7 Nisan 2012 Cumartesi

susuyorum dualarıma...


dudaklarım ibadetim için kapanıyor,susuyorum dualarıma ve karşımda irlandalı genç bir imam isyan ediyor ALLAHINA...yaman çelişkilere top patlatıyor kalbim;bir ramazan pidesinin çörek otu kokusu tutuşuyor bir anda burnumda sonra ve yaşlı gözlerim çocukluğumu seccadesi yapıp secde ediyor tüm yanlışları için...bedenim süleymaniye'nin pencerelerini öpüyor...ve imam pokerde son iki eli süpürüyor...uykusuzluk, alttan alta başka bir huzursuzluğun saklayanı oluyor;ve ben hala gizli özneyi bulacak soruyu arıyorum içimin kayıp ilanlarında...



* kendimle özkapışmaca.

zaman,uykusuzluk diz çökerken gözlerimde.

gerçek vakit,00.48

İLANI-I İTİRAF



ahretlik dostlar aranıyor !!!






* yürekli,deneyimsiz,kalabildiğince çocuk ve sevebildiğince yaralı çalışma arkadaşlarına ihtiyacımız vardır.

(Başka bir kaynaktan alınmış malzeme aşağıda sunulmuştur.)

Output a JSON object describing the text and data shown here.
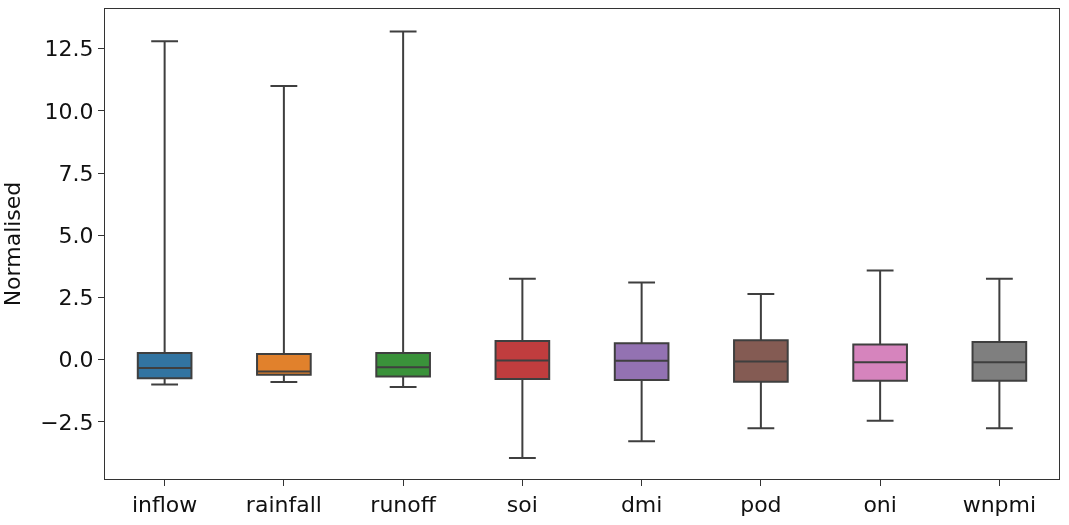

zaman,eşsiz bir yolun gölgeye düşen omzunda akıp giderken...

gerçek an,15.06


** ölüm o kadar yakındı ki tenimize değiyordu adeta soğuk çelik nefesi;
ve biz sadece ölürken GERÇEKTEN KENDİMİZ OLABİLİYORDUK...yaşadığımız zamanın tümü boyunca üzerine renk renk örtüler örttüğümüz herşeyi yana yakıla çıkartıyorduk kalan kısacık zamanımızda...zaten BİZ NEDEN İNSANDIK Kİ ... ? E.T.

14.53 zaman,bir şehrin fethiydi sanki gözlerinde...



GÜNDÜZ DÜŞLERİ


bir fısıltılık güneş düşürdüm sıcak dudaklı çayımın duman yüzüne önce.
susadıkça aynı tadın hatırasını andım seyyah dilimin adımlarında yine.
gözlerinin kapılarında bekledim gündüz düşlerimi,
iki fincan rüzgar kadar es yüzüme yeter bana.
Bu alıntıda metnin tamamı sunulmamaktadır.